Rameshwari is very good as the mother. She doesn’t take nonsense from anyone, but she had a softer side too. There were some really nice domestic moments in the first half of the film. As soon as her husband dies she starts to think of how she can continue to live in the world that has so betrayed her family. The answer is to change the world and she gets on task immediately. This is such an unhealthy parent child relationship but the film wants us to understand that they were forced to become serial killers because corrupt society and the law did not allow them to remain innocent. She never repents of her actions but is worried about how it might impact her beloved son. The film ends with her being congratulated for being a righteous woman and building the future of the nation. A future built on serial killer vigilantes? Oh well, as long as they only kill the bad people…

Nijam_Rakshita

Rakshita was not bad but she had a thankless and poorly written role. I’ve read several reviews that think Janakis’s harassment of Rama is some manifestation of a woman owning her sexuality and should be celebrated. Some of those reviewers would be the first to cry ‘creepy/rapey/stalker’ when a male character behaves in the same way so I am not sure why they think this is a good thing. The whole drawn out gag with her pressing her breasts against Rama and teasing him with her newspaper padding went on for far too long. She does get a few good lines and I liked that she was unafraid, but I’m not sure if that was bravery or lack of self awareness. This song is quite amusing though as Rama rebukes Janaki for behaving as though he is hers for the taking.

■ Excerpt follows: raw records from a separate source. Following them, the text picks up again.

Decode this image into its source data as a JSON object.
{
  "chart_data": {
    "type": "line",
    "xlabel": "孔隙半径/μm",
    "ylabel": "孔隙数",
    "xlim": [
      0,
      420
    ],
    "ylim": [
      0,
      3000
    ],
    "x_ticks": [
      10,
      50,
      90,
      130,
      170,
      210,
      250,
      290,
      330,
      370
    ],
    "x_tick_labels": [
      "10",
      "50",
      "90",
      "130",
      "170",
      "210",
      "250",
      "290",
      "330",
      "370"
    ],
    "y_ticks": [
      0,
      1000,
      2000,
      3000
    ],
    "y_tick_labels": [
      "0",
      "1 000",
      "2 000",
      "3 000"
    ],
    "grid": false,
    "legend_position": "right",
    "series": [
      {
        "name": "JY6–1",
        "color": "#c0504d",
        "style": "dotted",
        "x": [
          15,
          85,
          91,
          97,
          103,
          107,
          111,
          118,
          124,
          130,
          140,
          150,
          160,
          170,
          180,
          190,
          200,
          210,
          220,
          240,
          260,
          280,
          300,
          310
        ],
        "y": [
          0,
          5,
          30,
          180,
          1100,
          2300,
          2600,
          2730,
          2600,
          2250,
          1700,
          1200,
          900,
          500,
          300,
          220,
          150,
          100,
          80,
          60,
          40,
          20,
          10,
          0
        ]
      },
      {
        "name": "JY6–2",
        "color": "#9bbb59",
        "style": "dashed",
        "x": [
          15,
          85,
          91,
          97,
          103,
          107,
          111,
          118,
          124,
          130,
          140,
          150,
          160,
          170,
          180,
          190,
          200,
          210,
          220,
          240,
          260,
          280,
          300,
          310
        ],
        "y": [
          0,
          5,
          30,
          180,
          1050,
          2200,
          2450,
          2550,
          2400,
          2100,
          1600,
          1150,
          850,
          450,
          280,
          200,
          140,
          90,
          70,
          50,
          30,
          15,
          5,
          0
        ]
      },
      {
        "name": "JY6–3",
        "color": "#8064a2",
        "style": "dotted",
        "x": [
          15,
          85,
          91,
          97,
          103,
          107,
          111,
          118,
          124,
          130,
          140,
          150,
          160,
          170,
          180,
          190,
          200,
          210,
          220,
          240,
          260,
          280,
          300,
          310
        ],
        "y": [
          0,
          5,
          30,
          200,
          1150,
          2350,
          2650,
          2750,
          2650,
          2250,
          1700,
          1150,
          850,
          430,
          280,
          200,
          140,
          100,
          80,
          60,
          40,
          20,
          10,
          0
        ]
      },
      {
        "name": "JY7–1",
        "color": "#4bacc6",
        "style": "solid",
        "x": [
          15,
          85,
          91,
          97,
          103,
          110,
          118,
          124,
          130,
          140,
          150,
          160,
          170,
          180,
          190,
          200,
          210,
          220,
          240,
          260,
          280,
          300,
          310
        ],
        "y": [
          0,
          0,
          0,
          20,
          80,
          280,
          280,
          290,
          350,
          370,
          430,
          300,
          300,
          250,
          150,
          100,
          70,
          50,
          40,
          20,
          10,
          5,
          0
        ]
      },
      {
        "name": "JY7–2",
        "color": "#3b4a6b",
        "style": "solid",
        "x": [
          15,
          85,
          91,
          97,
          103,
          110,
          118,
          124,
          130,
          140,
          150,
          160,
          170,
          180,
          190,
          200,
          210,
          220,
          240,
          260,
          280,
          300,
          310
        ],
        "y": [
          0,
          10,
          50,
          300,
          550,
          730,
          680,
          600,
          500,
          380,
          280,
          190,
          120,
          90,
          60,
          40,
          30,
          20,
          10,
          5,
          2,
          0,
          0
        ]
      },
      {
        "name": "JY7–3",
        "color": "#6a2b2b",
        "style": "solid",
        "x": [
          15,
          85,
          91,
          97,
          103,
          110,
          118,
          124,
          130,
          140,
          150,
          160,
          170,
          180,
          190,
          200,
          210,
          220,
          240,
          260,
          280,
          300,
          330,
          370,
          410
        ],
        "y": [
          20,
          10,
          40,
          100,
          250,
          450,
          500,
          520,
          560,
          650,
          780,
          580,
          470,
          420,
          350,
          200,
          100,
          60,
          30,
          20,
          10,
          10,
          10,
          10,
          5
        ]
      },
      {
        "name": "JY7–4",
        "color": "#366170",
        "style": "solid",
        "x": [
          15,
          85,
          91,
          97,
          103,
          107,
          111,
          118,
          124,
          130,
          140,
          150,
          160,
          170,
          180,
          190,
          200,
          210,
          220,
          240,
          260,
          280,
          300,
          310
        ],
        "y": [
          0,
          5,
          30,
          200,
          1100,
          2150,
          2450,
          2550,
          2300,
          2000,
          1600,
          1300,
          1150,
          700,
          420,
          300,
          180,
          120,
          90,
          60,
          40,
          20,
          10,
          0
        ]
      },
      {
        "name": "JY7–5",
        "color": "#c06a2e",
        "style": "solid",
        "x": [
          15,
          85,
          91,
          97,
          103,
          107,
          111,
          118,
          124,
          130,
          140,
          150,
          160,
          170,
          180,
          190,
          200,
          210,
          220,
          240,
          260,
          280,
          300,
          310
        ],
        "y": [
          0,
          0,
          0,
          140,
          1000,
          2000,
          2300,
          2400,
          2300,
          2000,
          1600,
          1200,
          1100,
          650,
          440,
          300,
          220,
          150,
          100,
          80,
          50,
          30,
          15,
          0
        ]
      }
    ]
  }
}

I eventually warmed a little to Janaki a little. She stops just being irritating and does some practical and smart things which was a relief. While I like seeing a heroine with more to do than look pretty this is not really a character I want to see more of.

Nijam_Gopichand

Gopichand is over the top yet effective as psycho Devudu who believes he is a god. He killed his boss Sidda Reddy (Jayaprakash Reddy) because Reddy took Devudu’s girl Malli (Raasi). He killed Venkateswarlu because Malli’s brother was accidentally killed in their confrontation. When he wasn’t getting all hands on with Malli he killed and killed and killed. Gopichand really goes for it boots and all, and Devudu creates some of the most striking visuals as his mania incorporates religious motifs.

Nijam_Malli

Malli is his equal in murderous intent and has no qualms about sticking a knife into Rama when the chance presents. She is another of the driving forces in Nijam – the women who decide who and what must be punished.

Nijam_The whiteboard

Prakash Raj is the honest and competent police officer set to track down the mystery serial killer. Nobody does authoritarian with heart of gold as well as Prakash Raj. His character is a voice of sanity and reason, but then makes a decision that is totally at odds with his stated goals of upholding the law. Justice seems to be about intent and not actions.

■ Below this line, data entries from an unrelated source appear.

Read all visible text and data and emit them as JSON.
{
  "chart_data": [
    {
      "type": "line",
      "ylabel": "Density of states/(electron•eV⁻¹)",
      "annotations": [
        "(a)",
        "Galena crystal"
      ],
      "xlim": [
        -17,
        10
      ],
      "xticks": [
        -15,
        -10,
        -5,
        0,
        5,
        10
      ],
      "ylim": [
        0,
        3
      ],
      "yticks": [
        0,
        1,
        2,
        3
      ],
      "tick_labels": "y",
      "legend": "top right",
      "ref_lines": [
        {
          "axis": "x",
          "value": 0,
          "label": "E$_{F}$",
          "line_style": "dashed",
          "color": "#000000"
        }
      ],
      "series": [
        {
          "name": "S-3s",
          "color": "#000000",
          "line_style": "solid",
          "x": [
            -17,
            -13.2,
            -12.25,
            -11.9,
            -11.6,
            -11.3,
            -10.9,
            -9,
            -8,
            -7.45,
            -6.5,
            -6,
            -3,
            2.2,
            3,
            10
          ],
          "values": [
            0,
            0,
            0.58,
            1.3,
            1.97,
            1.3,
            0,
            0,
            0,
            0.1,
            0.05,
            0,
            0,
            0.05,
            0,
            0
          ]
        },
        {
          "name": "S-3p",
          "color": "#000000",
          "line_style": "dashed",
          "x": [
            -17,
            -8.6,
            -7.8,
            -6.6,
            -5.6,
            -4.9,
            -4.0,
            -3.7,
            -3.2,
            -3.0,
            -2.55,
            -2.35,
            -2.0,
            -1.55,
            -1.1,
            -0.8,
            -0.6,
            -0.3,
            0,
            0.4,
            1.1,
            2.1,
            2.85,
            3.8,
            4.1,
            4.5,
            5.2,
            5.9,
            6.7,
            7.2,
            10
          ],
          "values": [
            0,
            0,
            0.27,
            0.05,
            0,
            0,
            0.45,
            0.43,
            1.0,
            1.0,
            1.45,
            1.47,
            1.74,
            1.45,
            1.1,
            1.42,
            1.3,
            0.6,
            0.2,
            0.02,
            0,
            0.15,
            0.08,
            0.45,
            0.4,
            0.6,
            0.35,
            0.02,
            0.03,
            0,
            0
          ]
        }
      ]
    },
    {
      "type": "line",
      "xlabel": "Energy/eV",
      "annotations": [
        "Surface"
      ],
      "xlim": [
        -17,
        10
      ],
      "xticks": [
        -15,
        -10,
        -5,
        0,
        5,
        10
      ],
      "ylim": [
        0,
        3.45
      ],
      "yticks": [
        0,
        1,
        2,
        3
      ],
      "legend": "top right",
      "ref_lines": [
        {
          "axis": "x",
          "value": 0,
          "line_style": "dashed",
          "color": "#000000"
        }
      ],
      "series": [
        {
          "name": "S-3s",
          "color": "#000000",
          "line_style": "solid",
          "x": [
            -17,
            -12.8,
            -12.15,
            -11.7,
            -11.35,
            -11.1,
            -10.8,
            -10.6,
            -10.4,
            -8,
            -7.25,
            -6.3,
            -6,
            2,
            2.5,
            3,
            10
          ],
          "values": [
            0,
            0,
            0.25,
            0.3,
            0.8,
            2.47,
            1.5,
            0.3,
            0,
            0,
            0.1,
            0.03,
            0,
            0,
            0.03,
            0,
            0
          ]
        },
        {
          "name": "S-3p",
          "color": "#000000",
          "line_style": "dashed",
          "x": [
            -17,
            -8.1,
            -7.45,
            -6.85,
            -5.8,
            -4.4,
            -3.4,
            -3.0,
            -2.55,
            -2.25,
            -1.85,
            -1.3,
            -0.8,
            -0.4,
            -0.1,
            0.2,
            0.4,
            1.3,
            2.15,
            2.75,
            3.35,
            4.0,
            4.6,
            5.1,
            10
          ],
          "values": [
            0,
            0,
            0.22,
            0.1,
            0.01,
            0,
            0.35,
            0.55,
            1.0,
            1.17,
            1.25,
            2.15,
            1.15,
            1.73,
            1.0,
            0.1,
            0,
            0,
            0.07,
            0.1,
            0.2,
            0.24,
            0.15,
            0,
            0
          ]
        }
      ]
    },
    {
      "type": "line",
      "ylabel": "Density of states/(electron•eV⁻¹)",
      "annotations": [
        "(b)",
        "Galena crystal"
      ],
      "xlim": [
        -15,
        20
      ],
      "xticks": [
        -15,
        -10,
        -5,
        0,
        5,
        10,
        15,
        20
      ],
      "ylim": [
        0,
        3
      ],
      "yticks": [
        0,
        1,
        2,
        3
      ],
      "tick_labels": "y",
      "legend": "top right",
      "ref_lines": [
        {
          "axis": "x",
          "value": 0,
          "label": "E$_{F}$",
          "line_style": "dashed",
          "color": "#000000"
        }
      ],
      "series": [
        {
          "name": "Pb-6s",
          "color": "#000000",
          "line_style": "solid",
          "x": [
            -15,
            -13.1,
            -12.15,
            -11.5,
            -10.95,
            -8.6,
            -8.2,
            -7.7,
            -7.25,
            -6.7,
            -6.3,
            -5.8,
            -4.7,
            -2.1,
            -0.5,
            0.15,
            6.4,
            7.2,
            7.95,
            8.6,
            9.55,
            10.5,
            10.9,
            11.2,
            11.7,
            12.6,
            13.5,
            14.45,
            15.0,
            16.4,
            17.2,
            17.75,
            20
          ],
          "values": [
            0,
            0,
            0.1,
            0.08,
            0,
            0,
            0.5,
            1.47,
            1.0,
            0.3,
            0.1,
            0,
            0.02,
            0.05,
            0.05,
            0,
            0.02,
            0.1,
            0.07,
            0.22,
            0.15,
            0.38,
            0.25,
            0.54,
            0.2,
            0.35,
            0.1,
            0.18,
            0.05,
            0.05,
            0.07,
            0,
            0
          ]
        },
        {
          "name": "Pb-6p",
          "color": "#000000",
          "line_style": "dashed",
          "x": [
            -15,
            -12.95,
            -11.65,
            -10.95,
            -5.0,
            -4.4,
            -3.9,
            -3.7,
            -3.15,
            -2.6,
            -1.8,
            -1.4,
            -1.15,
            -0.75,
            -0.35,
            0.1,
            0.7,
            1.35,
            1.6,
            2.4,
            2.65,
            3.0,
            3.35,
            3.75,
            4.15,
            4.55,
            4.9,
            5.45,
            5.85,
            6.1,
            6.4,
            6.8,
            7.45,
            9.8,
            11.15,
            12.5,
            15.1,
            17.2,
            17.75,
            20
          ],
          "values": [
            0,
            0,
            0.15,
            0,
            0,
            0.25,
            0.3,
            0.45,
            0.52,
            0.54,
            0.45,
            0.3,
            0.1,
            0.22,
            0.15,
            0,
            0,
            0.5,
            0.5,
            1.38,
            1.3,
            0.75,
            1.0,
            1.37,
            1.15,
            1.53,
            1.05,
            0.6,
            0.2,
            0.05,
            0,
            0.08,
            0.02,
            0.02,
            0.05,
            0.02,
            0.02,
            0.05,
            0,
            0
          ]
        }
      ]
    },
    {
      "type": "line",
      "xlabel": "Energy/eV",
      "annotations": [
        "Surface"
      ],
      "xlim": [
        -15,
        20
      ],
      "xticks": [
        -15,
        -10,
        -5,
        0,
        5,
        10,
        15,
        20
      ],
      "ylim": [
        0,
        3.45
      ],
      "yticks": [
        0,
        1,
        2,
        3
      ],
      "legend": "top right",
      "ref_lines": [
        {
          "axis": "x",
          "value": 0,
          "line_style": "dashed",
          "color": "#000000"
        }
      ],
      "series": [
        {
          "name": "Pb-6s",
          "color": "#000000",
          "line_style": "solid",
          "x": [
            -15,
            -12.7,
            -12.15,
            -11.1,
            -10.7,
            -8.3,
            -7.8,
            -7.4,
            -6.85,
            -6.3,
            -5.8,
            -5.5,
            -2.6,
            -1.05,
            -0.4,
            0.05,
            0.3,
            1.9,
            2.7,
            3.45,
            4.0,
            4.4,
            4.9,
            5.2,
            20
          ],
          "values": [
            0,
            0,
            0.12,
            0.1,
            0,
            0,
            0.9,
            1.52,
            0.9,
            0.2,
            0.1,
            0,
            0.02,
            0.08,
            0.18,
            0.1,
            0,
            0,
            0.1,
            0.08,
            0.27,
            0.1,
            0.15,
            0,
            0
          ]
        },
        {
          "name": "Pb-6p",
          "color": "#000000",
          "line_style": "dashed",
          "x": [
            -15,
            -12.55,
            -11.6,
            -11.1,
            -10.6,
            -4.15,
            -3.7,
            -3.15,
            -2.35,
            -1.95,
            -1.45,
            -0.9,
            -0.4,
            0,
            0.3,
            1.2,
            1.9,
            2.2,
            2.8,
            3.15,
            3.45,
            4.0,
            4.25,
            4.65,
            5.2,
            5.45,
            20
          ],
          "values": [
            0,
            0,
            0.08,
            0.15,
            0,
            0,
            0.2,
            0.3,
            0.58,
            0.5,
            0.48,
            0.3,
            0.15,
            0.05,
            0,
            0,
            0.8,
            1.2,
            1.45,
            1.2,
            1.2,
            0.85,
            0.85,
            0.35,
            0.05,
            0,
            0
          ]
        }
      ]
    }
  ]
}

The design of Nijam is one of its strengths. The houses and local markets all look realistic enough and the big set pieces for songs and fights are well shot. Red is a significant colour and not always as a tide of blood washing across the screen.  Red can be the blessing of vermillion or the pain of chilli powder in a wound. It’s all quite intense.

Nijam_a metaphorical snake perhaps

The songs often seemed out of place, especially once the death toll started to rise. The flirty duets gave way to more emotionally loaded songs but they interrupt the flow and slow the film down even more. The songs are shared out among the cast so everyone gets a chance to strut their stuff.

The pace is so slow it often feels like the story is happening in real time. It’s not a film I rewatch often but I think this is one of Mahesh’s stronger performances and more unusual roles. Teja just needed a bit more discipline when it came to editing and trimming down his screenplay. As a plus,  it does have strong female characters – I just don’t like them very much. 3 stars!